Healthcare
Redlining
By
Phil Mattera, Dirt
Diggers Digest
Media
coverage of the Affordable Care Act these days bounces back and forth between
good news and bad. One day the Obama Administration signals that there are more
problems with the employer mandate and once again changes the rules. Two days
later, federal officials are bragging that ACA enrollment is booming and that
even the Young Invincibles are signing up.
Yet
perhaps the most significant recent development is the analysis just published by
the Wall Street Journal on the limited range of plan options
in the ACA exchanges.
The newspaper found that in 515 counties across 15 states
there is only one insurer selling coverage through the online marketplaces. In
more than 80 percent of those counties, the sole insurer is a local Blue
Cross/Blue Shield plan.
The
ACA is premised on the idea that competition would bring down costs and provide
better coverage. The Administration and most Congressional Democrats bought
into that notion so deeply that they were willing to exclude a public option as
unnecessary. That decision looks increasingly bone-headed.
It
is true that those who qualify for federal subsidies may be shielded from the
cost differentials, but a substantial portion of the uninsured earn too much to
qualify for that assistance but are still far from affluent.
A
big part of the problem is that major for-profit insurers such as Aetna and
UnitedHealth Group have been participating in the exchanges on a very selective
basis. The Journal noted that Aetna, for instance, has
“targeted areas with stable levels of employment and income to attract
desirable customers to its marketplace offerings.”
This
is, to put it mildly, infuriating. The ACA was supposed to put a stop to the
tendency of Aetna and the other insurance giants to decline coverage to certain
categories of people, usually because of pre-existing medical conditions. Now
the insurers were supposed to take on all comers, with the federal government
functioning in essence as their marketing arm.
It
turns out that the national insurers had found another way of cherry-picking.

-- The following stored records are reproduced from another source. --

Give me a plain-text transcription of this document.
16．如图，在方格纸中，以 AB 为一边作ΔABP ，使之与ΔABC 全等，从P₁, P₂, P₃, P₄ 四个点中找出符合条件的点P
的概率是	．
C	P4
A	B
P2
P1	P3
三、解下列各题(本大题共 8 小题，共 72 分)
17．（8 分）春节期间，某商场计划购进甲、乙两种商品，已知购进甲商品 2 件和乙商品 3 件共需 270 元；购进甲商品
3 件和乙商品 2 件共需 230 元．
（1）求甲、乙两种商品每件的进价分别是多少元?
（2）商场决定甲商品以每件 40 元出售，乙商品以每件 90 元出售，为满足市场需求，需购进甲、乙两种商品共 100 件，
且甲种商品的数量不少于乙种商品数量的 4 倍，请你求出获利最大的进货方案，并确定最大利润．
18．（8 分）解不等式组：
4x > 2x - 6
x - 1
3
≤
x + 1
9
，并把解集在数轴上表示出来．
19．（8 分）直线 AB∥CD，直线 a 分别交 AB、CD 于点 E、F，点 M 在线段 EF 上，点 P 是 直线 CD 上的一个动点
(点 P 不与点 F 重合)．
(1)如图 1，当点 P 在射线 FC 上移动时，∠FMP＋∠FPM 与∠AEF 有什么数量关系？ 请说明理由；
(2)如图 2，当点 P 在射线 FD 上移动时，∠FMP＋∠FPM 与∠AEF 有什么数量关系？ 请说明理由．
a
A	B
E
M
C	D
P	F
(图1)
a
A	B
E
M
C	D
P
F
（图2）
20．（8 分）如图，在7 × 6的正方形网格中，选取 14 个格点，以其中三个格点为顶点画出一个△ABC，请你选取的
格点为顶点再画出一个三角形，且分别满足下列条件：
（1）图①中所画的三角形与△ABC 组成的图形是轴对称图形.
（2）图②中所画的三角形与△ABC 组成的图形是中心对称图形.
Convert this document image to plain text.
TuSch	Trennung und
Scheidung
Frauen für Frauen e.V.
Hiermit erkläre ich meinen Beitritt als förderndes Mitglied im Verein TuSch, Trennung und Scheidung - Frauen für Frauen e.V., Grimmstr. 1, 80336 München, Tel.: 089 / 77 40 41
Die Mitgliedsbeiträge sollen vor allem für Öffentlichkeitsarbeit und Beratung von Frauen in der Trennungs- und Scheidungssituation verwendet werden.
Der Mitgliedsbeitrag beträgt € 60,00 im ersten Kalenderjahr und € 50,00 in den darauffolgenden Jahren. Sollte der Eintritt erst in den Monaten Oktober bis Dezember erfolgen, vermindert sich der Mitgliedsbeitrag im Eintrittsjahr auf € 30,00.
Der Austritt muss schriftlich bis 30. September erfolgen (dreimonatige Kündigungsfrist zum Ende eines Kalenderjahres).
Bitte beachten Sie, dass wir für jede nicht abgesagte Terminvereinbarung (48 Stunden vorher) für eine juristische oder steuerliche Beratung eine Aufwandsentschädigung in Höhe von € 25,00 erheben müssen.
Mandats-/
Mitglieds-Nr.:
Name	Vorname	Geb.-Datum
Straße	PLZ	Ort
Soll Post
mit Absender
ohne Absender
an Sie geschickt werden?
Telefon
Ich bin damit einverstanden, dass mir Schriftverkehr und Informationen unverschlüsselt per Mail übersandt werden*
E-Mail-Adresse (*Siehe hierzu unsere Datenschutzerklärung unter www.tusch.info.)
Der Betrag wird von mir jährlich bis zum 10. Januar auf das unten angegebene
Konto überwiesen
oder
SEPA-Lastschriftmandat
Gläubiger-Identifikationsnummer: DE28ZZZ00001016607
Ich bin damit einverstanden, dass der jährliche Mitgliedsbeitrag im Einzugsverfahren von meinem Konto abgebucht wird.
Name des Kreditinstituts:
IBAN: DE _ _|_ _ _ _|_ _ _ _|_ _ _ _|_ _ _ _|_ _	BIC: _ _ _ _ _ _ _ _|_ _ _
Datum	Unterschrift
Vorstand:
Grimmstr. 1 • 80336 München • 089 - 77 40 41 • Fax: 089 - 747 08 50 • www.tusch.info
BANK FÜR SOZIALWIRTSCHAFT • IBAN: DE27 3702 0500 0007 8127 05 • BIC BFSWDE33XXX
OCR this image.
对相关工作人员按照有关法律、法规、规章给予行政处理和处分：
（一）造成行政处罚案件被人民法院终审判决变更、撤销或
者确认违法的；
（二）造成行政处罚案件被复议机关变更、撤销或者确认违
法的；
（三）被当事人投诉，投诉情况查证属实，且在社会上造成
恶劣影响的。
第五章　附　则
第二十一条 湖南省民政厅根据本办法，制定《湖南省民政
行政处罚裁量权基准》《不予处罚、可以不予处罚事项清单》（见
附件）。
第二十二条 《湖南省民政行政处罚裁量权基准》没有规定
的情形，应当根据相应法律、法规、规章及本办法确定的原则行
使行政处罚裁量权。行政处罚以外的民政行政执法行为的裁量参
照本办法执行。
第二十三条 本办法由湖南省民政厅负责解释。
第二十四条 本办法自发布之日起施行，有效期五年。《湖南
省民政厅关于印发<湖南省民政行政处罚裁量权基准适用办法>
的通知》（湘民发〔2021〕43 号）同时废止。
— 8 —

They are simply choosing not to participate in the ACA market in less affluent
parts of the country, where they apparently assume that residents are going to
have too many medical needs. In a presentation to investors, Aetna admitted that it
was participating in exchanges in fewer than one-third of the states.
The
decision to limit the scope of their involvement does not result from any
financial distress on the part of the major players. In recent weeks Aetna,
Humana and Wellpoint have all reported healthy gains in profits for 2013. The
big boys are also getting bigger. Aetna swallowed competitor Coventry Health
Care, which added $14 billion to its annual revenue stream.
For
those of us who advocated a single payer approach, or at least a public option,
the behavior of the insurance companies comes as no surprise. These companies
have always found ways to increase profits at the expense of coverage, and they
always will. Now that they cannot discriminate explicitly against those in poor
health, they will discriminate against communities in which think there is
likely to be larger numbers of less healthy residents. It is an insidious new
form of redlining.
It
is disappointing that the Obama Administration, which is going to such great
lengths to help businesses adjust to the ACA, seems to have little inclination
to help individuals contend with the substandard offerings in some of the
exchanges. For them the Affordable Care Act may be far from affordable.